There's something deeply strange about Father's Day gifting, and I think we should probably name it. Every June, we're presented with the same five categories of gifts, dressed in slightly different packaging. The mug, the tie, the grilling tools, the cologne, the socks.
And every June, we line up to participate. We buy, wrap, and hand it over. He says thanks, smiles, and that's that. The mug joins the cabinet, and we do it all again next year.
It's a sad little system when you really sit with it. Not because the gifts are bad (though, often, the gifts are bad,) but because nothing about the ritual actually says anything to him.
Here's what I think is going on.
When you buy your husband a Father's Day mug, you are not saying, “Here is something you wanted.” You are saying, “I am acknowledging that today is Father's Day and I am performing the cultural ritual of acquiring an object on its behalf.”
He knows this, you know this, and the mug knows this. What we're actually trying to say is something more like: “I see you and you showing up. You're a good dad. You're our dad! We notice, and we love you!”
But somewhere along the way, the cultural script for saying that to a man on Father's Day got handed over to a buying decision in the gift aisle at the big box store, and we've been faithfully executing it ever since. I think the problem is that men, broadly, don't really want stuff. I think what they want is to be seen.
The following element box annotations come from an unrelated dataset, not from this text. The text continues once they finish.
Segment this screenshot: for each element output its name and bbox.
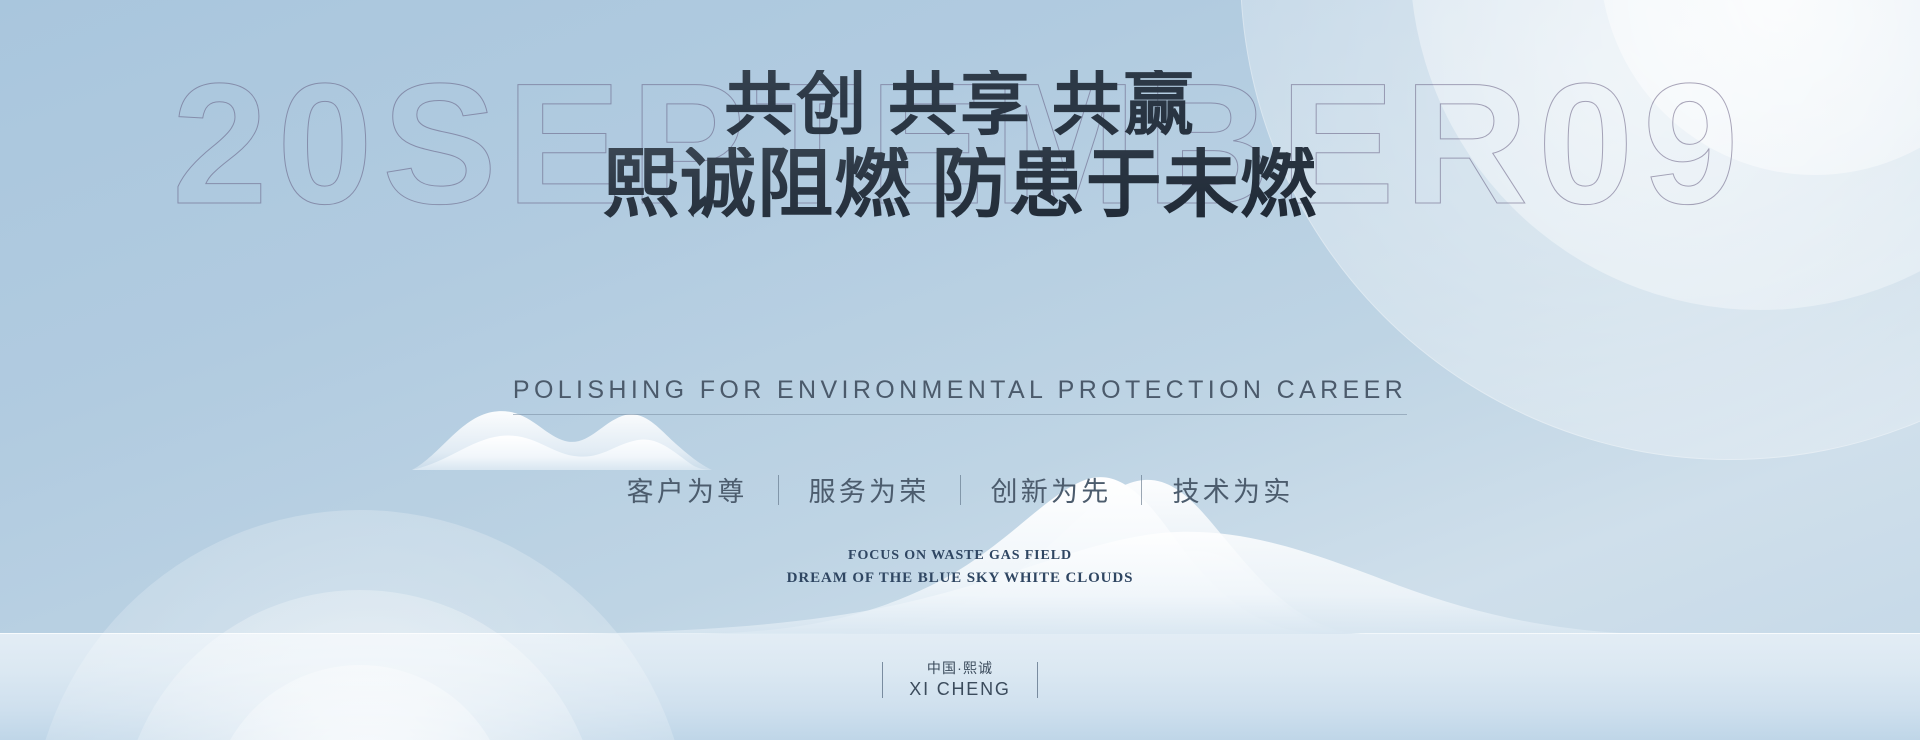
value-item-3: 创新为先 (991, 470, 1112, 509)
ground-edge-line (0, 633, 1920, 634)
sub-english-line-1: FOCUS ON WASTE GAS FIELD (0, 545, 1920, 567)
headline-line-1: 共创 共享 共赢 (0, 70, 1920, 141)
logo-left-bar (882, 662, 883, 698)
tagline: POLISHING FOR ENVIRONMENTAL PROTECTION C… (0, 376, 1920, 415)
banner-canvas: 20SEPTEMBER09 (0, 0, 1920, 740)
logo-right-bar (1037, 662, 1038, 698)
headline-line-2: 熙诚阻燃 防患于未燃 (0, 147, 1920, 225)
brand-logo: 中国·熙诚 XI CHENG (0, 660, 1920, 700)
cloud-left-small (412, 411, 712, 470)
value-separator-1 (778, 475, 779, 505)
logo-text: 中国·熙诚 XI CHENG (909, 660, 1010, 700)
sub-english: FOCUS ON WASTE GAS FIELD DREAM OF THE BL… (0, 545, 1920, 590)
values-row: 客户为尊 服务为荣 创新为先 技术为实 (0, 470, 1920, 509)
sub-english-line-2: DREAM OF THE BLUE SKY WHITE CLOUDS (0, 567, 1920, 590)
value-item-4: 技术为实 (1172, 470, 1293, 509)
value-item-2: 服务为荣 (809, 470, 930, 509)
value-separator-2 (960, 475, 961, 505)
headline: 共创 共享 共赢 熙诚阻燃 防患于未燃 (0, 70, 1920, 225)
value-item-1: 客户为尊 (627, 470, 748, 509)
tagline-text: POLISHING FOR ENVIRONMENTAL PROTECTION C… (513, 376, 1407, 415)
value-separator-3 (1141, 475, 1142, 505)
logo-chinese: 中国·熙诚 (909, 660, 1010, 678)
logo-english: XI CHENG (909, 678, 1010, 701)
A few years ago, I was scrolling through my camera roll looking for a specific photo, and I got stuck. There he was at the school for the kindergarten graduation. There he was on the floor with the baby. There he was hiking with the baby strapped to him. There he was asleep on the couch with a kid splayed across his chest. There he was in the garden with the kids following him. There he was, and there he was, and there he was, in thousands of photos he had never seen.
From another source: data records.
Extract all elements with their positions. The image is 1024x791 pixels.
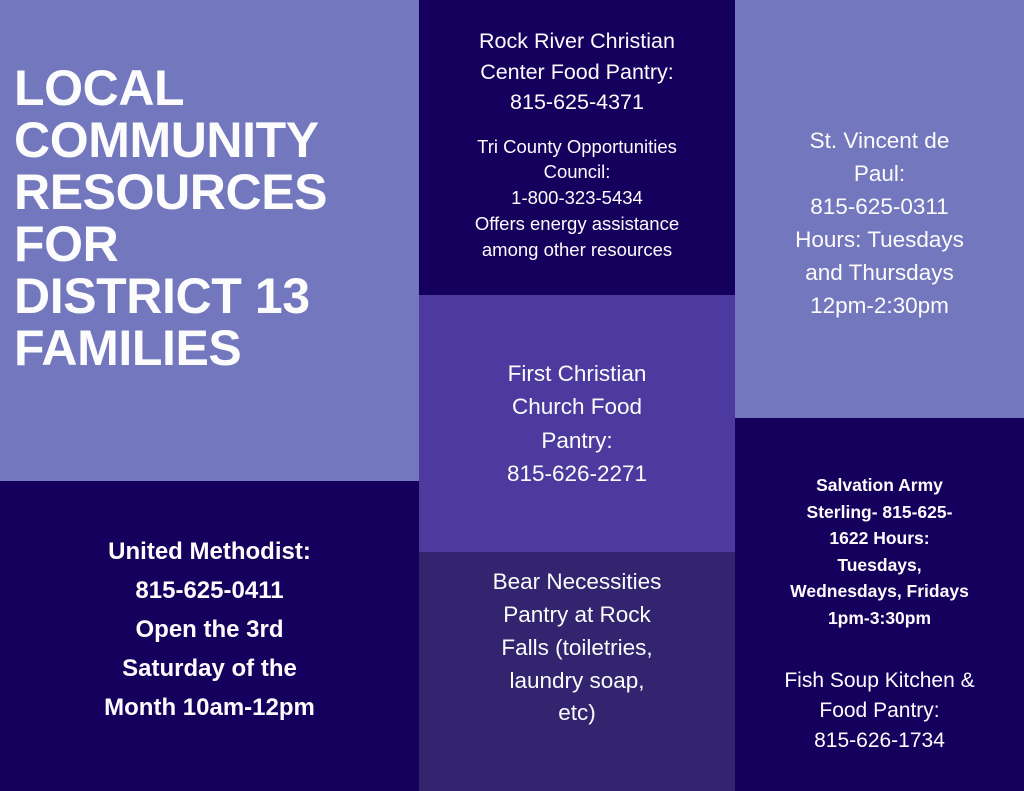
salvation-army-sterling-text: Salvation Army Sterling- 815-625- 1622 H… <box>749 418 1010 632</box>
resource-card-st-vincent-de-paul: St. Vincent de Paul: 815-625-0311 Hours:… <box>735 0 1024 418</box>
st-vincent-de-paul-text: St. Vincent de Paul: 815-625-0311 Hours:… <box>747 96 1012 322</box>
resource-card-bear-necessities: Bear Necessities Pantry at Rock Falls (t… <box>419 552 735 791</box>
bear-necessities-pantry-text: Bear Necessities Pantry at Rock Falls (t… <box>433 552 721 730</box>
tri-county-opportunities-council-text: Tri County Opportunities Council: 1-800-… <box>427 118 727 263</box>
resource-card-rock-river: Rock River Christian Center Food Pantry:… <box>419 0 735 295</box>
fish-soup-kitchen-food-pantry-text: Fish Soup Kitchen & Food Pantry: 815-626… <box>749 632 1010 757</box>
first-christian-church-food-pantry-text: First Christian Church Food Pantry: 815-… <box>435 357 719 489</box>
united-methodist-text: United Methodist: 815-625-0411 Open the … <box>30 481 389 727</box>
poster-headline: LOCAL COMMUNITY RESOURCES FOR DISTRICT 1… <box>0 0 419 481</box>
page-title: LOCAL COMMUNITY RESOURCES FOR DISTRICT 1… <box>14 0 405 374</box>
infographic-poster: LOCAL COMMUNITY RESOURCES FOR DISTRICT 1… <box>0 0 1024 791</box>
resource-card-salvation-army: Salvation Army Sterling- 815-625- 1622 H… <box>735 418 1024 791</box>
rock-river-christian-center-food-pantry-text: Rock River Christian Center Food Pantry:… <box>427 0 727 118</box>
resource-card-united-methodist: United Methodist: 815-625-0411 Open the … <box>0 481 419 791</box>
resource-card-first-christian-church: First Christian Church Food Pantry: 815-… <box>419 295 735 552</box>
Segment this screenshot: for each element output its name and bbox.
This realization came the day after I had been at the store, looking for the mugs. And the feeling came over me that I didn’t want to buy him just another thing for Father's Day. Instead, I gathered up a year of those photos, the ones he didn't know I'd taken, the ones I'd sent to our moms, the ones he'd never seen because he was the one in them and they were on my phone. And I made him a book of them.
He opened it on Father's Day morning in bed and went quiet. He flipped through it for a long time. And then he said the thing I'll never forget:
"I didn't know you saw all this."
Here's what I figured out that year. He didn't need a mug, socks, or cologne. He needed evidence.
Evidence of the mornings making pancakes. The hours I noticed him in the garden. That missing work for a graduation meant something. That his life as a dad, which sometimes might feel mostly small, mostly unphotographed to him, mostly happening while he's too in-the-middle-of-it to document, had a witness.
He had me. A witness, a photographer, a narrator of the household, and a memory keeper. He just didn't have the proof. But the book gave him the proof. Now, every Father's Day, he gets the same thing: a record of the year he just lived, from the only angle he can't see it from: mine.
We didn't get rid of the mugs. They're still up there, holding the chipped histories of Father's Days past. I keep them as a reminder of what we used to do because we didn't know what else to do. But now we know.
The thing every dad actually wants for Father's Day isn't on the shelf at the big box store. It's on your phone, right now, in the 4,000 photos he has never seen.
You're already taking the photos. You're already the historian, and you already have everything you need. You just have to give it to him!